Only one other study has attempted to examine CAFs in CRLM. Berdiel-Acer et al. assessed change in gene expression from normal colonic fibroblasts (NCF), to CAFs from primary CRC to (unpaired) CAFs from CRLM.63 CAFs were isolated into a culture medium by homogenising fresh specimens before depleting epithelial cells. The study defined stromal gene signatures as strongly prognostic for DFS following primary CRC resection independent of the AJCC stage, supporting the role of CAS in CRC progression. Whilst the authors acknowledge their methodology derived a prognostic signature defined by the transition from NCF to CAF and thus there could exist other prognostic CAF-specific genes, a number of the highest weighted genes in their signatures were also significant in the present study, including POSTN, SERPINE1, CDH2 and FBLN1.
Limitations of this study include missing data regarding KRAS and BRAF status. It was also incongruent that the prognostic markers identified by IHC were not significantly different between case and control groups in the DGE analysis. This was most likely due to the low total number of patients in this nested cohort. However, this study's results are supported by a large number of paired primary and metastatic tumour samples with a well-matched control group, the high transcriptomic resolution of isolated stromal and epithelial tumour compartments and the long clinical follow-up time.

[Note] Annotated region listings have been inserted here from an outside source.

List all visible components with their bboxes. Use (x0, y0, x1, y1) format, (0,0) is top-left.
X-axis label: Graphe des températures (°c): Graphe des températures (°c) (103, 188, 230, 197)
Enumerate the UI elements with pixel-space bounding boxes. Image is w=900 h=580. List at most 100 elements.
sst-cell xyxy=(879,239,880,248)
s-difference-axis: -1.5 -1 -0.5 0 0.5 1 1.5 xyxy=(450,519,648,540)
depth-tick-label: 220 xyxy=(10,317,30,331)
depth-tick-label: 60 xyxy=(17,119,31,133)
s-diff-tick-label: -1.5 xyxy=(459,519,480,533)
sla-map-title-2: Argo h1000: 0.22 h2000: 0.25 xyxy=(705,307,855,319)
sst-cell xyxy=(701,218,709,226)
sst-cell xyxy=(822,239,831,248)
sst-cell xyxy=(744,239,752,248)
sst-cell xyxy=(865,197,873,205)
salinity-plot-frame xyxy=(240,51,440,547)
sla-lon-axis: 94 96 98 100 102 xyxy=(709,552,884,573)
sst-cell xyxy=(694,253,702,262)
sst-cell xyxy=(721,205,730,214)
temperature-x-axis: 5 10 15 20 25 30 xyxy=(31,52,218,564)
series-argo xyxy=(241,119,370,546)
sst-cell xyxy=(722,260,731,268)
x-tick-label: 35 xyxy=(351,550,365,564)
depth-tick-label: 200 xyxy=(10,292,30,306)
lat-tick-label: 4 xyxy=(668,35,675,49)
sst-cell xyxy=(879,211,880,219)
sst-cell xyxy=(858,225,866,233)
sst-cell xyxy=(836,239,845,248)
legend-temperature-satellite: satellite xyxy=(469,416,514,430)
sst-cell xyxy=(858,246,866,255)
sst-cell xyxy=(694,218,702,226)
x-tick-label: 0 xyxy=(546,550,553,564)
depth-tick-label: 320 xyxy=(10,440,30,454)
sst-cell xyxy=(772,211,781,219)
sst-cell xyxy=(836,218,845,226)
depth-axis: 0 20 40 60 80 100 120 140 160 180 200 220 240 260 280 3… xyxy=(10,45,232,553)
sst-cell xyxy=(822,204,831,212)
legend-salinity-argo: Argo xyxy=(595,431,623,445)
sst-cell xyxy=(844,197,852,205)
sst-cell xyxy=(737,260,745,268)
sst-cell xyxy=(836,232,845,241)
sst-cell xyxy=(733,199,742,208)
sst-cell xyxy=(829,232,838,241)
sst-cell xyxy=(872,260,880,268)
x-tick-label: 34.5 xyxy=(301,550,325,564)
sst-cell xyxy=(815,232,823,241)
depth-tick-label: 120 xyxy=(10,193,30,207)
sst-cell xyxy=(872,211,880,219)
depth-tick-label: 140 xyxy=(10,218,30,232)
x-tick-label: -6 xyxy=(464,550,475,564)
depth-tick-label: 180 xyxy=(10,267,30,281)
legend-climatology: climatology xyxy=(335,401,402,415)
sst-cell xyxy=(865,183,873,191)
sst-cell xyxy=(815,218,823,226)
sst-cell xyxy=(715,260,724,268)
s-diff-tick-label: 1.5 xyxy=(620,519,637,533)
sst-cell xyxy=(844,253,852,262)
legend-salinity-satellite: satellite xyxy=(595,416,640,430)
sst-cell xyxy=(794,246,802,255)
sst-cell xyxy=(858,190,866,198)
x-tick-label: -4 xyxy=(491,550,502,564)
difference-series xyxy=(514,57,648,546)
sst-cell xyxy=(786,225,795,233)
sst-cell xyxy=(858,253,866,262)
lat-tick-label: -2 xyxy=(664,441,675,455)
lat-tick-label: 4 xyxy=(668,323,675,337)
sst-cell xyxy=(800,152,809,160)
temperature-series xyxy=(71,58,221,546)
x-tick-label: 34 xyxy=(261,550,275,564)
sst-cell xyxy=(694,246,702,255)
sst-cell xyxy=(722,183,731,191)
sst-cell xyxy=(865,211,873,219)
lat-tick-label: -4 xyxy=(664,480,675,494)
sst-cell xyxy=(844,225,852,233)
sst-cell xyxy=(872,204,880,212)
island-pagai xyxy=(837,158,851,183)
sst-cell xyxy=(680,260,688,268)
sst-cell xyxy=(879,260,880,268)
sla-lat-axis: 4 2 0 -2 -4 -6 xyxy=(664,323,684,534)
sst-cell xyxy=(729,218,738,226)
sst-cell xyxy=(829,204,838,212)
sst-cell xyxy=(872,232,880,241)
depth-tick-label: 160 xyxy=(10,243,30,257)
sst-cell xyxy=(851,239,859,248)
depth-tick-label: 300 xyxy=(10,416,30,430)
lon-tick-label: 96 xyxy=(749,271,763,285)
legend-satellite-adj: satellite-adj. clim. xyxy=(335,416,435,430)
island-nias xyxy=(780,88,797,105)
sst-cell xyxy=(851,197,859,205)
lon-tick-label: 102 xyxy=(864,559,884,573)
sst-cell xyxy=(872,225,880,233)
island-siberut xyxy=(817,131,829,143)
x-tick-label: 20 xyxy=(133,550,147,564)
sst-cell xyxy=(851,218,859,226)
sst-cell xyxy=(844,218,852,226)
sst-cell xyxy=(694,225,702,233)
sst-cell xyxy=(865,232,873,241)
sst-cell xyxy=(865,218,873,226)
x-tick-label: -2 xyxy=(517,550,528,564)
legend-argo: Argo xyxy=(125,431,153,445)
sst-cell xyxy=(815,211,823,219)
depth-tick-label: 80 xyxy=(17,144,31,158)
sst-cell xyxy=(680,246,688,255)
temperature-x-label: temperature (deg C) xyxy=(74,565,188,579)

In conclusion, the broad observation from these data was that the main biological difference between case and control groups lay not in the tumour itself but in how the host (stroma) responds to the tumour. This study has confirmed the independent prognostic significance of stromal IHC biomarkers FAP and POSTN in primary CRC, and IGFBP7 and POSTN in CRLM. Although these prognostic markers need to be validated in an external cohort, these findings do suggest that in the same manner that tumour–stroma interactions in the primary tumour in part determine their potential for recurrence, so do they in the metastatic niche. Finally, this study has also described transcriptomic characteristics specific to the stromal compartment of poor-prognosis primary CRC as well as CRLM, offering several potential novel therapeutic targets for further investigation.
CONFLICT OF INTEREST
The authors declare no potential conflicts of interest.
AUTHOR CONTRIBUTION
Kai M. Brown was involved in the study conception, design, performance of experiments, collection of data, analysis and manuscript writing. Aiqun Xue was involved in the study design and performance of experiments. Ross C. Smith was involved in the study conception and design. Jaswinder S. Samra was involved in the study conception and collection of data. Anthony J. Gill was involved in the study conception, design and analysis. Thomas J. Hugh was involved in the study conception, design, collection of data, analysis and manuscript writing.
ETHICS STATEMENT
Ethics approval for the study was provided by the Human Research Ethics Committee of the Northern Sydney Local Health District (reference RESP/15/213).
Open Research
DATA AVAILABILITY STATEMENT
Original data may be made available upon request to the corresponding author.